One place where ARTICHOKE research took place was the Addiction Research Centre at the Public Health Service Hospital in Lexington, Kentucky—the same hospital that specialized in the treatment of hardcore heroin addicts. Lexington was part hospital and part penitentiary, which made it perfect for human experimentation. The addict/inmates of Lexington were sometimes given LSD without their consent, a practice also conducted at the federal prison in Atlanta, and at the Bordentown Reformatory in New Jersey.

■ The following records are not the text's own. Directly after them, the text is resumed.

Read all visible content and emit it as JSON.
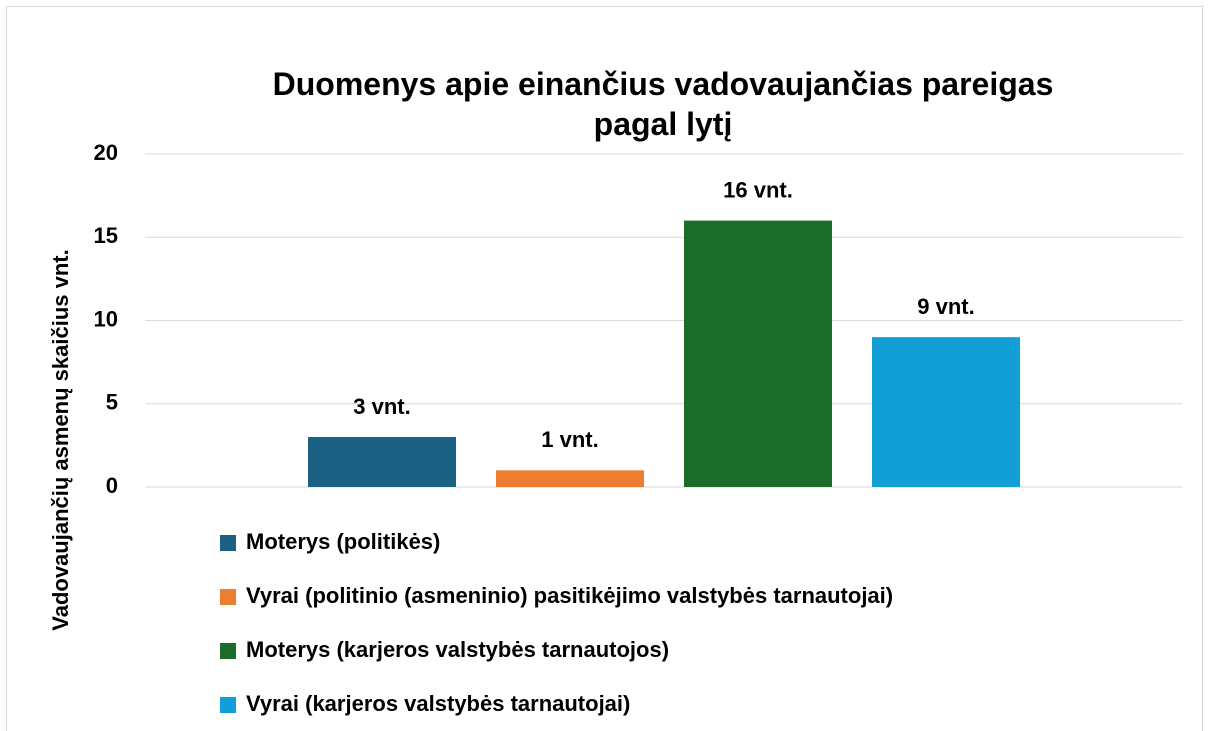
{
  "chart_data": {
    "type": "bar",
    "title": "Duomenys apie einančius vadovaujančias pareigas pagal lytį",
    "y_label": "Vadovaujančių asmenų skaičius vnt.",
    "categories": [
      null
    ],
    "series": [
      {
        "name": "Moterys (politikės)",
        "color": "#1b6183",
        "values": [
          3
        ],
        "value_labels": [
          "3 vnt."
        ]
      },
      {
        "name": "Vyrai (politinio (asmeninio) pasitikėjimo valstybės tarnautojai)",
        "color": "#ed7d31",
        "values": [
          1
        ],
        "value_labels": [
          "1 vnt."
        ]
      },
      {
        "name": "Moterys (karjeros valstybės tarnautojos)",
        "color": "#1c6d2a",
        "values": [
          16
        ],
        "value_labels": [
          "16 vnt."
        ]
      },
      {
        "name": "Vyrai (karjeros valstybės tarnautojai)",
        "color": "#119fd6",
        "values": [
          9
        ],
        "value_labels": [
          "9 vnt."
        ]
      }
    ],
    "ylim": [
      0,
      20
    ],
    "yticks": [
      0,
      5,
      10,
      15,
      20
    ],
    "grid": true,
    "legend": "bottom"
  }
}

In 1953, then-CIA director Allen Dulles authorized Operation MK-ULTRA, which superseded earlier clandestine drug investigations. Under the direction of Dr. Sidney Gottlieb, a chemist, the government began slipping LSD and other psychoactive drugs to unwitting military personnel. During a work retreat in Maryland that year, technicians from both the Army and the CIA were dosed without their knowledge, and were later told that they had ingested a mind-altering drug. Dr. Frank Olson, a civilian biochemist involved in research on biological warfare, wandered away from the gathering in a confused state, and committed suicide a few days later by leaping to his death from an upper floor of the Statler Hilton in New York City. The truth about Olson’s death was kept secret from his family, and from the rest of the nation, for more than twenty years. In 1966, LSD was added to the federal schedule of controlled substances, in the same category as heroin and amphetamine. Simple possession became a felony. The Feds had turned off the spigot, and the research came to a halt. Federal drug enforcement agents began showing up at the homes and offices of well-known West Coast therapists, demanding the surrender of all stockpiles of LSD-25. The original acid elite was being hounded, harassed, and threatened in a rancid atmosphere of pharmaceutical McCarthyism. Aldous Huxley, Humphrey Osmond, even father figure Albert Hoffman, all viewed these American developments with dismay. The carefully refined parameters and preparations, the attention to set and setting, the concerns over dosage, had gone out the window, replaced by a massive, uncontrolled experiment in the streets. Small wonder, then, that the circus atmosphere of the Haight-Ashbury “Summer of Love” in 1967 seemed so badly timed. Countercultural figures were extolling the virtues of LSD for the masses—not just for research, not just for therapy, not as part of some ancient religious ritual—but also just for the freewheeling American hell of it. What could be more democratic than the act of liberating the most powerful mind-altering drug known to man?
It is at least conceivable that researchers and clinicians eventually would have backed away from LSD anyway, on the grounds that the drug’s effects were simply too weird and unpredictable to conform to the rigorous dictates of clinical studies. Nonetheless, researchers had been given a glimpse down a long, strange tunnel, before federal authorities put an end to the research.